If you already own a mechanical watch you love, the question is not which brand. It is which lug width. Anything between 18mm and 24mm fits Smartlet directly with the adapter included with your Smartlet. The full compatibility guide is here.

When to take Smartlet off

Honest answer: when you run alongside your athletes for sustained efforts. Dual wear is built for the wrist of someone who coaches, observes, demonstrates drills, and stops the watch every few minutes. It is not built for an athlete running an interval block at lactate threshold.

For high-impact running sessions where you yourself are training at intensity, keep your Garmin Forerunner on its standard strap for that session. Switch back to your Smartlet setup as soon as you finish. The strap change takes under two minutes with a spring bar tool.

For everything else (warm-ups, demonstrations, walking-pace work, recovery sessions with clients, drills, technique work, the entire teaching side of coaching) Smartlet stays on.

Setting up your Smartlet

The setup is the same for every Smartlet user, coach or not.
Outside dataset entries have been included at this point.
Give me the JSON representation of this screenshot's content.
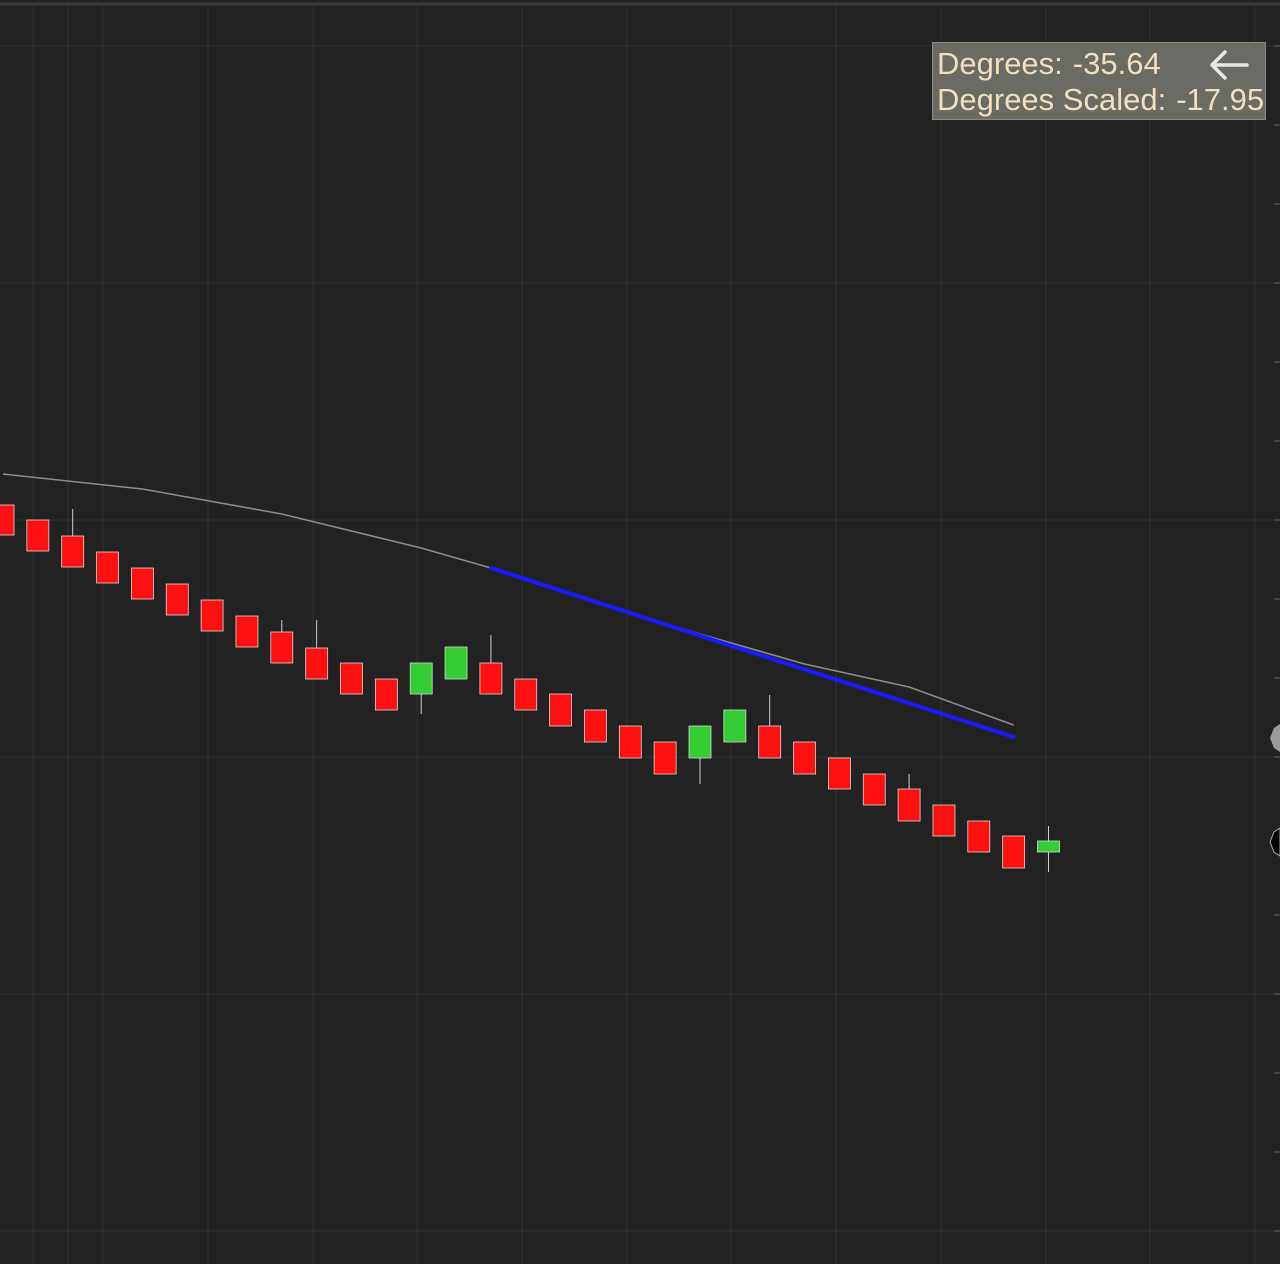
{
  "readout": {
    "degrees_label": "Degrees:",
    "degrees_value": "-35.64",
    "scaled_label": "Degrees Scaled:",
    "scaled_value": "-17.95",
    "back_icon": "arrow-left-icon"
  },
  "colors": {
    "background": "#222222",
    "grid": "#333333",
    "up": "#33cc33",
    "down": "#ff1010",
    "wick": "#cfcfcf",
    "moving_average": "#8c8c8c",
    "trend_line": "#1a1aff"
  },
  "chart_data": {
    "type": "candlestick",
    "title": "",
    "xlabel": "",
    "ylabel": "",
    "x": [
      1,
      2,
      3,
      4,
      5,
      6,
      7,
      8,
      9,
      10,
      11,
      12,
      13,
      14,
      15,
      16,
      17,
      18,
      19,
      20,
      21,
      22,
      23,
      24,
      25,
      26,
      27,
      28,
      29,
      30
    ],
    "ylim": [
      -810,
      0
    ],
    "candles": [
      {
        "x": 1,
        "dir": "down",
        "open": -505,
        "close": -535
      },
      {
        "x": 2,
        "dir": "down",
        "open": -520,
        "close": -551
      },
      {
        "x": 3,
        "dir": "down",
        "open": -536,
        "close": -567,
        "high": -509
      },
      {
        "x": 4,
        "dir": "down",
        "open": -552,
        "close": -583
      },
      {
        "x": 5,
        "dir": "down",
        "open": -568,
        "close": -599
      },
      {
        "x": 6,
        "dir": "down",
        "open": -584,
        "close": -615
      },
      {
        "x": 7,
        "dir": "down",
        "open": -600,
        "close": -631
      },
      {
        "x": 8,
        "dir": "down",
        "open": -616,
        "close": -647
      },
      {
        "x": 9,
        "dir": "down",
        "open": -632,
        "close": -663,
        "high": -620
      },
      {
        "x": 10,
        "dir": "down",
        "open": -648,
        "close": -679,
        "high": -620
      },
      {
        "x": 11,
        "dir": "down",
        "open": -663,
        "close": -694
      },
      {
        "x": 12,
        "dir": "down",
        "open": -679,
        "close": -710
      },
      {
        "x": 13,
        "dir": "up",
        "open": -694,
        "close": -663,
        "low": -714
      },
      {
        "x": 14,
        "dir": "up",
        "open": -679,
        "close": -647
      },
      {
        "x": 15,
        "dir": "down",
        "open": -663,
        "close": -694,
        "high": -635
      },
      {
        "x": 16,
        "dir": "down",
        "open": -679,
        "close": -710
      },
      {
        "x": 17,
        "dir": "down",
        "open": -694,
        "close": -726
      },
      {
        "x": 18,
        "dir": "down",
        "open": -710,
        "close": -742
      },
      {
        "x": 19,
        "dir": "down",
        "open": -726,
        "close": -758
      },
      {
        "x": 20,
        "dir": "down",
        "open": -742,
        "close": -774
      },
      {
        "x": 21,
        "dir": "up",
        "open": -758,
        "close": -726,
        "low": -784
      },
      {
        "x": 22,
        "dir": "up",
        "open": -742,
        "close": -710
      },
      {
        "x": 23,
        "dir": "down",
        "open": -726,
        "close": -758,
        "high": -695
      },
      {
        "x": 24,
        "dir": "down",
        "open": -742,
        "close": -774
      },
      {
        "x": 25,
        "dir": "down",
        "open": -758,
        "close": -789
      },
      {
        "x": 26,
        "dir": "down",
        "open": -774,
        "close": -805
      },
      {
        "x": 27,
        "dir": "down",
        "open": -789,
        "close": -821,
        "high": -774
      },
      {
        "x": 28,
        "dir": "down",
        "open": -805,
        "close": -836
      },
      {
        "x": 29,
        "dir": "down",
        "open": -821,
        "close": -852
      },
      {
        "x": 30,
        "dir": "down",
        "open": -836,
        "close": -868
      },
      {
        "x": 31,
        "dir": "up",
        "open": -852,
        "close": -841,
        "high": -826,
        "low": -872
      }
    ],
    "moving_average": {
      "x": [
        1,
        5,
        9,
        13,
        15,
        18,
        21,
        24,
        27,
        30
      ],
      "values": [
        -474,
        -489,
        -514,
        -548,
        -568,
        -603,
        -634,
        -664,
        -687,
        -725
      ]
    },
    "trend_line": {
      "x": [
        15,
        30
      ],
      "values": [
        -568,
        -737
      ]
    },
    "grid": true,
    "legend": "none"
  }
}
Your mechanical watch on one side, your Garmin Forerunner on the other. Spring bars on each watch, threaded through the adapter, the single strap running through everything.

For a Forerunner with its stock silicone strap, the first change takes a little longer because Garmin's quick-release pins differ slightly from standard spring bars. The adapter included with your Smartlet handles this. After the first install, switching between the dual-wear configuration and a single-watch configuration takes minutes.

Once configured, the wrist looks like this: mechanical watch toward the back of the hand, Garmin toward the forearm. Or the reverse, depending on which watch you check more often during a coaching session. There is no wrong way, only the way that suits your wrist habits.

Smartlet One modular strap system for wearing a mechanical watch and a Garmin Forerunner on one wrist

The Smartlet system lets a running coach carry both instruments through the full day, from the first warm-up to the last federation dinner, without ever choosing between the watch that measures and the watch that signals.

Frequently asked questions

Which Garmin Forerunner models are compatible with Smartlet?

The Forerunner 265, 965, and 165 all use standard spring bar lugs. The 265 and 965 use a 22mm lug width, the 165 uses 20mm, all within Smartlet's 18mm to 24mm range. The Garmin Fenix line uses fat spring bars, which are thicker than standard spring bars, and is not compatible with Smartlet. Confirm your specific model uses a standard spring bar before ordering.

Can I wear both watches for high-intensity interval training?

It is not recommended. Smartlet is designed for coaching contexts where you stop frequently to observe, give feedback, and reset. For sustained high-impact running where you are training at lactate threshold, use your Garmin on its standard strap for that session and switch back to Smartlet when you finish.

Do I need special tools to set up my Smartlet?

You need a standard spring bar tool to remove and install watch lugs, which is included. The adapter included with your Smartlet handles the Garmin quick-release pins. After the first install, switching configurations takes minutes.

Which Smartlet version should a coach choose?

The Classic at 349 EUR in brushed SS316L is the natural starting point and pairs with most mechanical watches. The Shadow at 449 EUR in black PVD suits darker or sportier watch cases. The Titanium at 599 EUR is the lightest option, which matters for coaches on their feet through a long day.

Can I wear Smartlet with watches other than a Garmin Forerunner?

Yes. Smartlet is compatible with any metal watch using a standard lug width between 18mm and 24mm. This includes mechanical watches from Tudor, Rolex, Omega, Longines, TAG Heuer, Seiko, and many others. Check the full compatibility guide for your specific model.

How long does it take to set up the dual-wear system?

Under two minutes per watch with a standard spring bar tool. There is no permanent modification to either watch. The Forerunner and the mechanical watch can both be returned to their standard straps at any point.